Radical Love and Existentialism

The existentialist project from Kierkagaard all the way to Sartre portends a liberatory method for the human, a pedagogical praxis for the modern world. The presupposition is clear: modern thought is crippled and unautonomous, and man has been alienated, or cast-away, in a state of existential homelessness. I do not wish to examine the platitudes of Existentialism, I rather wish to examine the fundamental assumptions that existentialism is based on and the effects that foundation has in political terms. The technical arguments and dialectics that spawned the movement are commonly over looked. Most current traces of existentialism are syncretic assembalges of other schools of thought and styles, and it is clear that the movement has lost vitality, in the process, we have lost touch with what it's assumptions and theory really are.
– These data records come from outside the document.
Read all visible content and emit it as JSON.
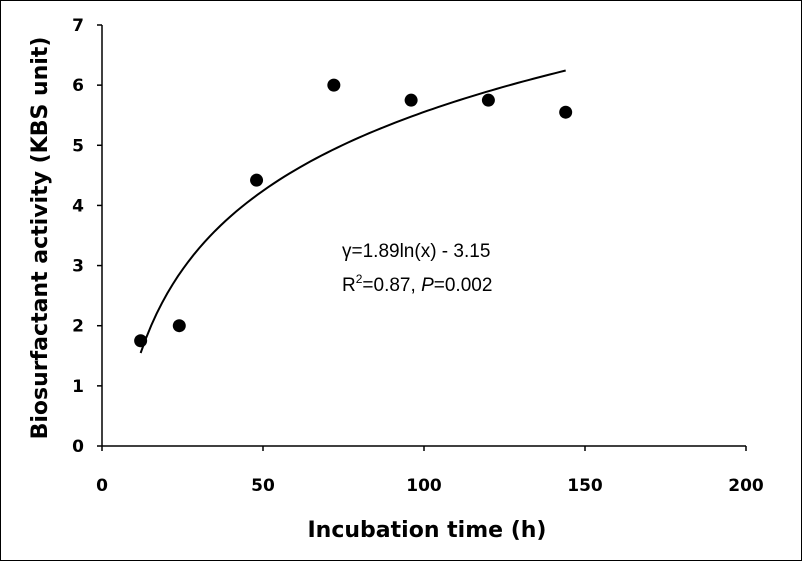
{
  "chart_data": {
    "type": "scatter",
    "xlabel": "Incubation time (h)",
    "ylabel": "Biosurfactant activity (KBS unit)",
    "xlim": [
      0,
      200
    ],
    "ylim": [
      0,
      7
    ],
    "xticks": [
      "0",
      "50",
      "100",
      "150",
      "200"
    ],
    "yticks": [
      "0",
      "1",
      "2",
      "3",
      "4",
      "5",
      "6",
      "7"
    ],
    "grid": false,
    "points": [
      {
        "x": 12,
        "y": 1.75
      },
      {
        "x": 24,
        "y": 2.0
      },
      {
        "x": 48,
        "y": 4.42
      },
      {
        "x": 72,
        "y": 6.0
      },
      {
        "x": 96,
        "y": 5.75
      },
      {
        "x": 120,
        "y": 5.75
      },
      {
        "x": 144,
        "y": 5.55
      }
    ],
    "trendline": {
      "type": "logarithmic",
      "a": 1.89,
      "b": -3.15,
      "x_range": [
        12,
        144
      ]
    },
    "annotations": {
      "equation": "γ=1.89ln(x) - 3.15",
      "r2_prefix": "R",
      "r2_sup": "2",
      "r2_rest": "=0.87, ",
      "p_label": "P",
      "p_value": "=0.002"
    }
  }
}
The critique of existentialism was systemic first, that systems which place their praxis (an originary point or plane to start analysis from) on society, or societal models of change, in particular man depending on other men as the only plausible road to social liberation or autonomy of thought, i.e. Marxism. Due to this climate and the confluence of modern conditions of repression and power, there was a movement to place praxis onto pure being, into a pre-ontological sphere. This was spurned on by the phenomenologists and Husserl's introduction of the reduction and the reemergence of consciousness as a total focus of philosophy. Yet, undergirding this esotericism was a modern world grown weary of mass movements of the twentieth century.
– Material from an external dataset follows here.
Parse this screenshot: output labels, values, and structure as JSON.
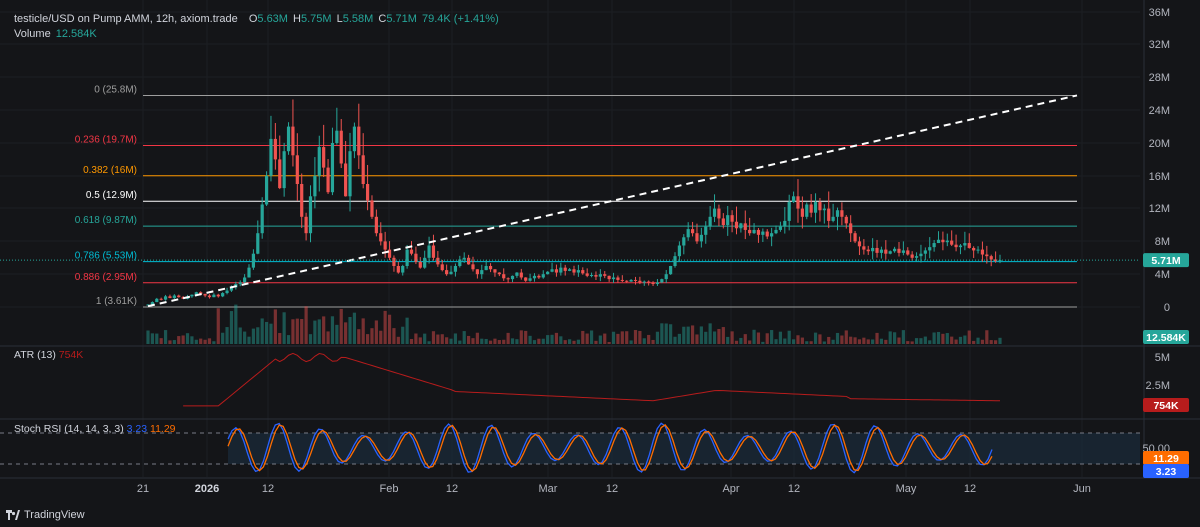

Whereas the existentialist would ideally be in a position to cultivate individual models of freedom, the overly subjective focus of the existentialist canon became unrealistic, especially as it began to mirror modes of consciousness of mass consumer culture. Adorno's The Authenticity of Jargon argues that existentialism created a language of false liberation, i.e. existentialism was merely exercising what Marx would consider false-consciousness. Both modes of thought had become purely instrumentalized- meaning was self-generated and once reified would be immediately negated by thoughts instrumental power of mediation of all thought, once this mediation had become natural, positive and negative were reified prior to living experience, individual liberation tehn became an illusion of the existentialist who was employing a system that was unconscioulsy opressing itself in a natural, identifiable way.

Before I present my ideal form of existentialsim, as rooted in the doctrine of radical love as found in Christianity, it is important to investigate the technical ontological arguments that predicated the existentialist point of view:

Existentialist ideas were rooted in an early twentieth century excavation of philosophical thought by the phenomenologist Edmund Husserl, who had revolutionized the Kantian transcedental subject and put forth a theory of human experience. This was based on the asumption that modern life caused a disjointing to take place in terms of self-formation, identity, etc. The praxis of existentialism held a belief that was first made coherent by Nietzsche, that meaning in modern life is plagued with nihilism.

Existentialism begins with an individual centered quest for freedom in the world. Yet mans consciousness is inherently free, and there is bases its theory on the idea that inner love, when cultivated appropriately by the individual can be radiated out and in turn solve the central message of Christianity, to love ones neighbor as oneself. This simple truth was never embraced by existentialists who turned love into a realm of pure being, an abstraction. The existentialist claims that the modern predicament causes a revolt of oneself against oneself first, not against others. While the order and sequence is not significant, i.e. I am revolting against this opressive societal construct, or against this persons evil, the object of revolt is significant because the two are completely intertwined. The inevitable revolt against oneself was the angle from which the existentialists prescribed their praxis for modern man.

What draws me to the Christian based mode of thinking, based on radical love was its veering away from the individual turning away to a source of pure being and instead placing a comittment to their own struggle for freedom in themselves through others. It goes something like this: embrace a pure comittment to social liberation of oneself freely (in relation to others as first priority)and that is proof alone that a disillusioned revolt against oneself is an arbitrary focal point to become diillusioned with others also undergoing that same struggle.